I can't believe it I actually moved into a house after 2 months of living in the shelter and waiting things to materialize. Karma is telling me that I'm on the right path. I started college and just because of college I have a house to live in now. Holy shit for karma


----------



## carlylanea (Jan 24, 2010)

congrats!


----------



## boucaneer (Jan 25, 2010)

thats nice man. enjoy it, have fun and dont fuck it up.

cheers and good luck mate.

what ya sudying by the way?


----------



## mksnowboarder (Jan 25, 2010)

Haha, more people should take advantage of the college thing if they don't want to be homeless. Last time I was without a home, I signed up, and bam! 23g's a year in financial aid.

Basically, if you don't have income and are independent from your 'rents income (basically, be over 25), you'll get somewhere near that amount. More like 13g's without the work-study.

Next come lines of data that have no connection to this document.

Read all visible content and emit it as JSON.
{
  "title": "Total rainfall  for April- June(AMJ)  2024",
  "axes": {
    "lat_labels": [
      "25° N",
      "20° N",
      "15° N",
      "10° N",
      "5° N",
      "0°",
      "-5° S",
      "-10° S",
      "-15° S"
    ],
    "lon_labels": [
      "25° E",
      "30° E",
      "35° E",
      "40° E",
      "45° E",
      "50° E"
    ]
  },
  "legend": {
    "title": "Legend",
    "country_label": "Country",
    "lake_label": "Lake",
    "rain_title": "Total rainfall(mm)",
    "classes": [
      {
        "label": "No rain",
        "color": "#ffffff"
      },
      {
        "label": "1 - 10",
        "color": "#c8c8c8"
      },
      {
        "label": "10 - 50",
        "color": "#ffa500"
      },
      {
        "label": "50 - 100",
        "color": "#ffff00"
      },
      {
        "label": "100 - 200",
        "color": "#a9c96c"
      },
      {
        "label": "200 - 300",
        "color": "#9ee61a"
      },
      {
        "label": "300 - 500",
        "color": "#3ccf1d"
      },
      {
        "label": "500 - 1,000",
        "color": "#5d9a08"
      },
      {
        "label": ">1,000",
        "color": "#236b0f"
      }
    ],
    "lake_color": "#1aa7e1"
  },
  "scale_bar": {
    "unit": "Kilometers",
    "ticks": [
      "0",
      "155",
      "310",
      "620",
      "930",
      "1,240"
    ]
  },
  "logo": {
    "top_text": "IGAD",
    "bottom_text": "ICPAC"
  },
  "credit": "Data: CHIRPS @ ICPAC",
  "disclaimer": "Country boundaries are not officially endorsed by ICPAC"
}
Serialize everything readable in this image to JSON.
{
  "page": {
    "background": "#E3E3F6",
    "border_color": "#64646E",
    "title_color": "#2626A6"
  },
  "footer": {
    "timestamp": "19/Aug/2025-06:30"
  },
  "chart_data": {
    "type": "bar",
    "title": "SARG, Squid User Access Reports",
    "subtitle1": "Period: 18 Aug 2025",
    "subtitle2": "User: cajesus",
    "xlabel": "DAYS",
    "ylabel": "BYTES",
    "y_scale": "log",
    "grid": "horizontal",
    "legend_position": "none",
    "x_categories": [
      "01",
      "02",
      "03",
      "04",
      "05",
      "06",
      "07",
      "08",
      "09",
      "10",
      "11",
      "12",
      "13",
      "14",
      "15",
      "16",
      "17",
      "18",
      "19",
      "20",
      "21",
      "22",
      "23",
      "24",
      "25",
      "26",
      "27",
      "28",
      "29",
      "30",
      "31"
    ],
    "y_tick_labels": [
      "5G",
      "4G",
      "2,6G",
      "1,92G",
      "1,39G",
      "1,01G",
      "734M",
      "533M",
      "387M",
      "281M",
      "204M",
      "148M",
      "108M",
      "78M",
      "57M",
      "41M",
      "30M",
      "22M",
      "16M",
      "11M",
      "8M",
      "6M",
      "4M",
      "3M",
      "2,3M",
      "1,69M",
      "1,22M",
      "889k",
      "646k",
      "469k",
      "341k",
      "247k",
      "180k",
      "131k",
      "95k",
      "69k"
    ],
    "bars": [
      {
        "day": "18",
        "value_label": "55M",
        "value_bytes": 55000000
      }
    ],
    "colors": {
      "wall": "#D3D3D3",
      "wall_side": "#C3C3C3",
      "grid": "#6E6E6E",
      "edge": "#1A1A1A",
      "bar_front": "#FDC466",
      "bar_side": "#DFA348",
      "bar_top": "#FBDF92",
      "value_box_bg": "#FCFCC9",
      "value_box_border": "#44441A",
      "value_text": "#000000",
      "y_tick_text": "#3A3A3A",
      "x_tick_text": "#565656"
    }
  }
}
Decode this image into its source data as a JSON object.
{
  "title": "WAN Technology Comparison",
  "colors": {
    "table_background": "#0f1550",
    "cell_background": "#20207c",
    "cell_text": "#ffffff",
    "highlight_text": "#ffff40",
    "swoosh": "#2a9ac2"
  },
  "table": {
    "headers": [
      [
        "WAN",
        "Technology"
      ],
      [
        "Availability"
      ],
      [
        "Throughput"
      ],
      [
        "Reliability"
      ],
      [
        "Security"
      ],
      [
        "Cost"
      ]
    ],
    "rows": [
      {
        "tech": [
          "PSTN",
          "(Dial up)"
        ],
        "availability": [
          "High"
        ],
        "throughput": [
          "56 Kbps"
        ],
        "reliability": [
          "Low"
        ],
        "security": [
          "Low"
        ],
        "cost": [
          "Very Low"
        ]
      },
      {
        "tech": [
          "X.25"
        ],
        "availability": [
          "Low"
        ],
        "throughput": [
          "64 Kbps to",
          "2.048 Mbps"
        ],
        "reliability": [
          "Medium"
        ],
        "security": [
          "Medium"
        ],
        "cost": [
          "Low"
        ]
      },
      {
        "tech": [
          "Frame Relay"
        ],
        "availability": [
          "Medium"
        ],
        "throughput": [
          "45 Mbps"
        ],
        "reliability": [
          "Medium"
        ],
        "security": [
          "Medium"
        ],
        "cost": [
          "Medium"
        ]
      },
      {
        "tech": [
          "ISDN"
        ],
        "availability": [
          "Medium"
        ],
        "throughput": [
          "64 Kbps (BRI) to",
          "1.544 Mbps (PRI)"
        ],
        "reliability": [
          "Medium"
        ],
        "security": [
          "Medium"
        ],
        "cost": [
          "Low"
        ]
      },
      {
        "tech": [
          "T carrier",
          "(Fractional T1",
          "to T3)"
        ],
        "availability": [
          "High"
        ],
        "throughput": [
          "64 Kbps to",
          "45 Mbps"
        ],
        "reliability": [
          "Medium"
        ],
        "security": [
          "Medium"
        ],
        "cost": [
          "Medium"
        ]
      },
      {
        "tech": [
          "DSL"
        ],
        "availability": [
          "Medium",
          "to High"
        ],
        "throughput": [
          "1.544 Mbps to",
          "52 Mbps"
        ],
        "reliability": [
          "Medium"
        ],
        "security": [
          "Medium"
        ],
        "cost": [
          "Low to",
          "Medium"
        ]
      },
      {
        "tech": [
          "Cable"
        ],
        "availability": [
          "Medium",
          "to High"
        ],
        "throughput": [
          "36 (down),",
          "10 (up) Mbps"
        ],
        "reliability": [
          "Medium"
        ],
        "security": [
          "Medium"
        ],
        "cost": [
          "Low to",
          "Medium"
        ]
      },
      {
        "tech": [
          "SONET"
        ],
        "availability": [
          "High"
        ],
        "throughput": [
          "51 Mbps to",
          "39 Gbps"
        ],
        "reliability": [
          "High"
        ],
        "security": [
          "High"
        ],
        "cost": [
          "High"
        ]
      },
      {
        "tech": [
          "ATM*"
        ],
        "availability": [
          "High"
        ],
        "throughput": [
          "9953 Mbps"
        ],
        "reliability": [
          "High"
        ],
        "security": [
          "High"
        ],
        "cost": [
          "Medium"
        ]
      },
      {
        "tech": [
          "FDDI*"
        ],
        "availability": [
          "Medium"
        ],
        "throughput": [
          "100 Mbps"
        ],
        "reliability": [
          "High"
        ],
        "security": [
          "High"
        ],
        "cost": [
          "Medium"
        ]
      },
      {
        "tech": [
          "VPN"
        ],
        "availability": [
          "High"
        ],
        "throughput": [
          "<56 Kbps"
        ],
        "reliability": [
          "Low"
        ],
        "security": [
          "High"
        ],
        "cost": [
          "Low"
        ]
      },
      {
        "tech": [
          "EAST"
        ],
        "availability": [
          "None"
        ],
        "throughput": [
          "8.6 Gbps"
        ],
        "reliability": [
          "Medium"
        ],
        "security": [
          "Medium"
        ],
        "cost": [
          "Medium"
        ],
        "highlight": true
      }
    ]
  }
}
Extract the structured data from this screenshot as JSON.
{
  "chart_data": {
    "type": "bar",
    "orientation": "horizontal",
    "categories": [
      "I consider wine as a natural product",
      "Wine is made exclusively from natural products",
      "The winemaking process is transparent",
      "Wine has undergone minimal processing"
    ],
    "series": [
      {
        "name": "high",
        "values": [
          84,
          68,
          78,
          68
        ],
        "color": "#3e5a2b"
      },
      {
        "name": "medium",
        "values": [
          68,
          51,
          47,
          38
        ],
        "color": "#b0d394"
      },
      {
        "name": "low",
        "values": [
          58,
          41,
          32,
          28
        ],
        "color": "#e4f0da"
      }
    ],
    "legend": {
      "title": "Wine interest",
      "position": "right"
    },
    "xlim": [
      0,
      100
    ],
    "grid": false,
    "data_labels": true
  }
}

I guess you could even just attend class long enough for the financial aid to be sent out, and then split if you don't care about your credit/future financial aid.

I did a year, and now I'm too restless to sit in class anymore, so I'm planning to leave.

mike


----------



## boucaneer (Jan 25, 2010)

yeah but if you can learn somthing handy then it's fabtastic. all you gotta do is put up with students that have lives a different life from you!

you could show them a thing or two.


----------



## anywhere_but_here (Jan 27, 2010)

well i had to drop out cuz the financial aid didn't come thru. gotta wait until fall semester to get in state tuition that isn't ridiculously expensive. but i can work full time and save up some money and go back get my entrepreneurship aa and get some business loans and start up the head shop that I've been planning on starting


----------



## Apples (Jan 27, 2010)

Let me work in your head shop.


----------



## anywhere_but_here (Jan 28, 2010)

It'll be a while


----------



## boucaneer (Jan 28, 2010)

anywhere_but_here said:


> well i had to drop out cuz the financial aid didn't come thru. gotta wait until fall semester to get in state tuition that isn't ridiculously expensive. but i can work full time and save up some money and go back get my entrepreneurship aa and get some business loans and start up the head shop that I've been planning on starting


 

sorry to hear that. better luck next time round.


----------